Dostaliśmy telefon od lekarza, który zajął się psem w stanie krytycznym. Zostaliśmy poproszeni o pomoc. Pierwsza diagnoza to babeszjoza, pies w momencie odebrania z gabinetu jest nieprzytomny i z minuty na minutę jest z nim coraz gorzej.
Na pysku ma rany, traci temperaturę. Dla niego i dla nas każda minuta to walka o życie. Dzieli nas godzina drogi do kliniki, która jest w stanie mu pomóc.
Badi trafił do Centrum Vethouse z objawami neurologicznymi oraz znaczną anemią. W badaniu klinicznym stwierdzono rany na głowie w okolicy czołowej oraz otarcia na kończynach- najprawdopodobniej po urazie (być może wypadek komunikacyjny). Badi był wychudzony. Nie wiadomo, ile czasu minęło od urazu do znalezienia go przez osobę zgłaszającą.
W badaniach krwi oprócz niedokrwistości obserwowano podwyższoną bilirubinę całkowitą, parametry nerkowe, wątrobowe oraz zmiany w profilu elektrolitowym.
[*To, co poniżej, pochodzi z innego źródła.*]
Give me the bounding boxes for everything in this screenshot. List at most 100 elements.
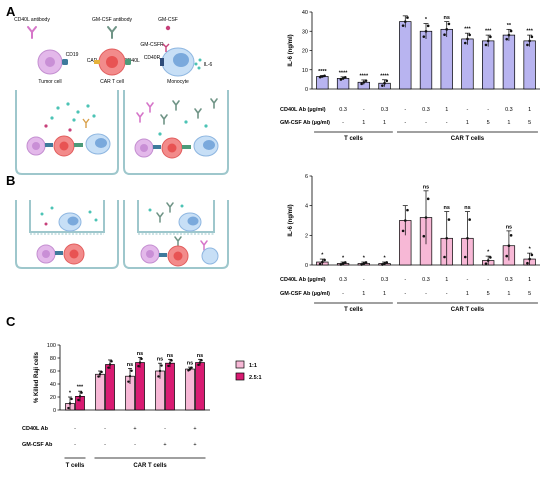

W rozmazie krwi stwierdzono b. canis. Wykazuje objawy neurologiczne sugerujące neurolokalizację przodomózgowia/ ARAS takie jak otępienie, powolna reakcja źrenic na światło, pelurothotonus, napieranie głową o ścianę. W badaniu tomografii komputerowej głowy nie stwierdzono zmian sugerujących na zmiany pokrwotoczne. Badanie płynu mózgowo-rdzeniowego nie wykazało cech stanu zapalnego.
Prosimy o pomoc w uratowaniu Badiego!